The simple fact about an artichoke is this: Part of it is so tender you can slice it and eat it raw, as Italians do in salads; part of it is so tough that no cooking will ever tenderize it. There is nothing wonderful about sitting at table and scraping your teeth against an artichoke leaf to glean a minute amount of edible matter or spitting out an unchewable pellet. The Italian point of view is, if you can’t eat it, why cook it? When you are cleaning artichoke you must be absolutely ruthless and leave nothing on it that might be capable later of bringing you anything but untroubled pleasure. Always keep a lemon or two cut in half by your side while you work. It will keep the artichoke from discoloring and your hands from becoming stained. The procedure described below is applicable to any variety of artichoke, from the globes grown in California to those available in Italy, such as the ones I cleaned for the photographer in the accompanying illustrations.
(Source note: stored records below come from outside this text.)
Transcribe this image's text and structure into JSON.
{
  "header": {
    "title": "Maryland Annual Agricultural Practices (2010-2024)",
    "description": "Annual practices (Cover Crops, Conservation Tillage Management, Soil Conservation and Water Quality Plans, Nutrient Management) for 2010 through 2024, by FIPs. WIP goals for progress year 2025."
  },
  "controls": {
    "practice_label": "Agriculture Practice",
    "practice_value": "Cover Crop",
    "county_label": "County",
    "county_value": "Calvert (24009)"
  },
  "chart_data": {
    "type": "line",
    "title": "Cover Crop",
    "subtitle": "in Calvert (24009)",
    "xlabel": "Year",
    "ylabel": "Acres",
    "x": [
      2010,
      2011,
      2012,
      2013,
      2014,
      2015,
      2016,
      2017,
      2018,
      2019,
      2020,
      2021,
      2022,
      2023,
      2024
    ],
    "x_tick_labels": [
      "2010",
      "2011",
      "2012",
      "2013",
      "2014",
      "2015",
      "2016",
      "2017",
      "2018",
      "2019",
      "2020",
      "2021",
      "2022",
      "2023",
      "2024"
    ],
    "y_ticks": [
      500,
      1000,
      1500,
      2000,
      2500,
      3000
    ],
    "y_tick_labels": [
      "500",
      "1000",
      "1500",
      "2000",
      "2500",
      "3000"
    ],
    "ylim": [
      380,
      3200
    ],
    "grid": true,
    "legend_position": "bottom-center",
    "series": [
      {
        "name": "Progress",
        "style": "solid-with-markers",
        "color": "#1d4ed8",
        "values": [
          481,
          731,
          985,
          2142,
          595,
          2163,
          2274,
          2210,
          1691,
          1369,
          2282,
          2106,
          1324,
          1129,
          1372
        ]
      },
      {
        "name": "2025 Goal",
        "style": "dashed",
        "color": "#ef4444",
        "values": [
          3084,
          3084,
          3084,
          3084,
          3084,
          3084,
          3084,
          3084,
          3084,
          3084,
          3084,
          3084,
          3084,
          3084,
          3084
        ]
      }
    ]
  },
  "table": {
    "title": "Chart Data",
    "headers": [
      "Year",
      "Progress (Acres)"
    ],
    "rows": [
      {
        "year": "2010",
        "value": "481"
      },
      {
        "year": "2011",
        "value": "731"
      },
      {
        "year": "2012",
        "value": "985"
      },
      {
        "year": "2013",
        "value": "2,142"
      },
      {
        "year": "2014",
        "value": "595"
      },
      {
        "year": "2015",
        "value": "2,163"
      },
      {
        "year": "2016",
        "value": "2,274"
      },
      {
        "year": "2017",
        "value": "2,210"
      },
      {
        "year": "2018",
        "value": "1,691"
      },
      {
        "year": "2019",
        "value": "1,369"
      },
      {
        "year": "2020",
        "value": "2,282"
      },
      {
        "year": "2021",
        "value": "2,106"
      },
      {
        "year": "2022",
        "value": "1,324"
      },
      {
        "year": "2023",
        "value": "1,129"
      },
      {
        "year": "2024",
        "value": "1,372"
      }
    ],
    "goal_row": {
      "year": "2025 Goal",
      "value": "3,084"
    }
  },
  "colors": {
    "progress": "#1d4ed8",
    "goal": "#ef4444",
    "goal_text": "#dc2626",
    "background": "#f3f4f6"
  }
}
- Begin by bending back the outer leaves, pulling them down toward the base of the artichoke, and snapping them off just before you reach the base (photo A). Do not take the paler bottom end of a leaf off because at that point it is tender and quite edible. As you take more leaves off and get deeper into the artichoke, the tender part at which the leaves will snap will be farther and farther from the base. Keep pulling off single leaves until you expose a central cone of leaves with a pale whitish base that may be about 1½ inches high (photo B).
- Cut off the central cone of leaves down to the tender, whitish base (photo C). Take a half lemon and rub the cut portions of the artichoke, squeezing juice over them to keep them from discoloring.
- Turn the artichoke bottoms up and, at the place where you have snapped off the outer leaves, pare away the tough green part that remains (photo D). Detach, but do not discard the stem.
- Cut the trimmed artichoke in half (photo E), and then into as many wedges as the recipe calls for.
- Cut away the fuzzy inner choke of leaves from each of the wedges (photo F). As you trim each wedge, place it in a basin of cold water into which you have squeezed the juice of half a lemon (photo G).
- Picking up the stem, you will notice, looking at the bottom, a whitish core surrounded by a layer of green. The green part is tough, the white, when cooked, soft and delicious. Pare away the green, all the way around, leaving the white intact (photo H). If very thick, cut it lengthwise in half. Add it to the basin with the lemony water and later cook it along with the rest of the artichoke.